Criteria include: Can we come up with a fun recipe or game based on the book? Does the book make us laugh? Is it a book that gets requested again and again? Does it say naked, fart or butt? (That one’s from Will.)
“Count the Monkeys” by Mac Barnett meets all of our needs, except maybe that last one from Will. Phew. It’s perfectly silly, filled with puns (for kids and adults), and yes… at the end, you get to count the monkeys. Kind of.
The boys and I were discussing the book and how we would highlight it on the blog, when we all decided… maybe if we enticed the monkeys with bananas, they’d drop into the book a little earlier. Make that banana ice cream. That should definitely do it.
Turns out, Banana Ice Cream isn’t just monkey bait. It works well for kids too. Give ’em a spoon and tell them to dig in. With just four healthy ingredients this “ice cream” is clean-eating and guilt free. So be sure to save some for yourself!
“Count the Monkeys” Banana Ice Cream
Whenever you have them, peel and freeze almost-past-their-prime bananas.
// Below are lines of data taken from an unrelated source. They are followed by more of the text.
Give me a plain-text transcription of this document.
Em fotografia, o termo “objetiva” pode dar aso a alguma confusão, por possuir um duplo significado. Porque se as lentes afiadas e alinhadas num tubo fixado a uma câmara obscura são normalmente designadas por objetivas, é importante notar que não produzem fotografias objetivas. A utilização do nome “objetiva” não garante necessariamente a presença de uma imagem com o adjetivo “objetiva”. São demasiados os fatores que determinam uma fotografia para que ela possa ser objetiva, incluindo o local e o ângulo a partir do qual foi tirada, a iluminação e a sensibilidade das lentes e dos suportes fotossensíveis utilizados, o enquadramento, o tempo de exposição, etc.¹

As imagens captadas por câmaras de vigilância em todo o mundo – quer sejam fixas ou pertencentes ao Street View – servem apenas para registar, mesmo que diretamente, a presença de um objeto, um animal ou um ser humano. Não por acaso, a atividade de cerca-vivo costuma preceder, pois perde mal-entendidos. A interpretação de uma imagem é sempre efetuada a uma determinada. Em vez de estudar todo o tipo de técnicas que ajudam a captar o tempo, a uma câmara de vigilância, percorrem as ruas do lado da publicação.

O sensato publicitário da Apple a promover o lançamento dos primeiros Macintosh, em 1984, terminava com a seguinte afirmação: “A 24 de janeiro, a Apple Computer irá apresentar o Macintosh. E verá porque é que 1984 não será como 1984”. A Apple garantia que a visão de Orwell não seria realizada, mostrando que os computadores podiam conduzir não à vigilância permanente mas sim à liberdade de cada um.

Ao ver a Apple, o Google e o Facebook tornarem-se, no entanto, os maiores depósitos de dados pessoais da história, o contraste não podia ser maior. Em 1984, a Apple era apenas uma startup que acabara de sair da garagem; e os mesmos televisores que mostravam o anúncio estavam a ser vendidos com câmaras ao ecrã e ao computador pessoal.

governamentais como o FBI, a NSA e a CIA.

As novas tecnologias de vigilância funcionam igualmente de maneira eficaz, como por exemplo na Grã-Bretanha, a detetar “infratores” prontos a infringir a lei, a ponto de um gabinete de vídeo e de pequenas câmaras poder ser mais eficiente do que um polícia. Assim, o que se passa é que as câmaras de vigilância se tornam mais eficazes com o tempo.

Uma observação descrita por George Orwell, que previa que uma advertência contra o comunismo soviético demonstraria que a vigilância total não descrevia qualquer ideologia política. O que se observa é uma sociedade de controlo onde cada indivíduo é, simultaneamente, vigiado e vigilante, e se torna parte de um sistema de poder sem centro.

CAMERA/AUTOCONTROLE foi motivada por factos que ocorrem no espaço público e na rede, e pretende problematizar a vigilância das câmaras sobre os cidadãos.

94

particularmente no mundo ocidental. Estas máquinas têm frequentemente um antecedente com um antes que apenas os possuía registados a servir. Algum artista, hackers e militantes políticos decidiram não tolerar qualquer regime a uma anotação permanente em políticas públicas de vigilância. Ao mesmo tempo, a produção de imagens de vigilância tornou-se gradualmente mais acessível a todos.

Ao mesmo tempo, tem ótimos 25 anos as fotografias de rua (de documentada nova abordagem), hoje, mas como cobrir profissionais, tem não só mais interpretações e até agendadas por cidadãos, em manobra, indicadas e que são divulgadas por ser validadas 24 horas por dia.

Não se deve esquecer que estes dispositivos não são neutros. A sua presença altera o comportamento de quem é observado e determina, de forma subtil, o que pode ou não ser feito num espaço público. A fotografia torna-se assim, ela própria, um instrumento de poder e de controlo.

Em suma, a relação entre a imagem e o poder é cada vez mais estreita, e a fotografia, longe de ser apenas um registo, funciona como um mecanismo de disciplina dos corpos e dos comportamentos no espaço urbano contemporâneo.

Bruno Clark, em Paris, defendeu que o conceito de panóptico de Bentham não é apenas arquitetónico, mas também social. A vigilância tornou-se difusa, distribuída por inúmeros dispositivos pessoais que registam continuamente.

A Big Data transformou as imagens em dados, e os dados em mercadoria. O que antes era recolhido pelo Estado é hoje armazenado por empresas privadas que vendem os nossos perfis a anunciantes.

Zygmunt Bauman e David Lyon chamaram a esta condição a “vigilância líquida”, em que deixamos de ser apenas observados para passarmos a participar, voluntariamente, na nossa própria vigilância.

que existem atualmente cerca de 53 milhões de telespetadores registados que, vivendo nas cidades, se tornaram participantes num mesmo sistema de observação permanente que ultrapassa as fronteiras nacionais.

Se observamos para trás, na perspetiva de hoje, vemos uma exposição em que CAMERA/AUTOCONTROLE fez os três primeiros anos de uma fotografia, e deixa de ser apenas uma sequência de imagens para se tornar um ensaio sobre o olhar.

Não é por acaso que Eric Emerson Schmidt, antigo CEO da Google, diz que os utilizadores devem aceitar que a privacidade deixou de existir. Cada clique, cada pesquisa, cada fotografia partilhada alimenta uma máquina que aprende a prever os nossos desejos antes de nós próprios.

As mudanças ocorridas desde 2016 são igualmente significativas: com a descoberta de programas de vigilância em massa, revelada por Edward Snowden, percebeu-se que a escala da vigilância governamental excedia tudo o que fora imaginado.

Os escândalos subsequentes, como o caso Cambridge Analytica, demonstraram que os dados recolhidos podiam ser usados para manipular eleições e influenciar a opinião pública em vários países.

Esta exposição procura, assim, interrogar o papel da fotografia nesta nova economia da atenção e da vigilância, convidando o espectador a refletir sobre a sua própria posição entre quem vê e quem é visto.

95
They are their sweetest at this point and perfect for cooking with, even if you don’t enjoy eating the raw. Embrace the brown dots! 🙂
For this recipe you’ll need four frozen bananas (for about 6 servings). Place the frozen bananas in your Vitamix or food proccessor, along with three tablespoons of peanut butter, three tablespoons of unsweetened cocoa powder, and one cup of coconut milk.
Process until smooth.
Either serve immediately, if you like a “soft serve” style ice cream, or pour into a loaf pan and return to the freezer for a few hours. Scoop, top with sprinkles, if you like and invite any monkeys and children you’d like to share with!
'Count the Monkeys' Banana Ice Cream
Celebrate the silliness of "Count the Monkeys" by Mac Barnett with this four-ingredient, healthy, banana ice cream recipe! A clean-eating, guilt-free and no-churn ice cream your whole family will love! From the popular Kitchen Stories series on Forks and Folly.
Ingredients
- 4 frozen bananas, peeled
- 3 tablespoons peanut butter
- 3 tablespoons unsweetened cocoa powder
- 1 cup coconut milk (I prefer the full-fat)
- Optional: Sprinkles
Instructions
- Whenever you have them, peel and freeze almost-past-their-prime bananas. They are their sweetest at this point and perfect for cooking with, even if you don't enjoy eating the raw. Embrace the brown dots! 🙂
- For this recipe you'll need four frozen bananas (for about 6 servings). Place the frozen bananas in your Vitamix or food proccessor, along with three tablespoons of peanut butter, three tablespoons of unsweetened cocoa powder, and one cup of coconut milk. Process until smooth.
- Either serve immediately, if you like a "soft serve" style ice cream, or pour into a loaf pan and return to the freezer for a few hours. Scoop, top with sprinkles, if you like and invite any monkeys and children you'd like to share with!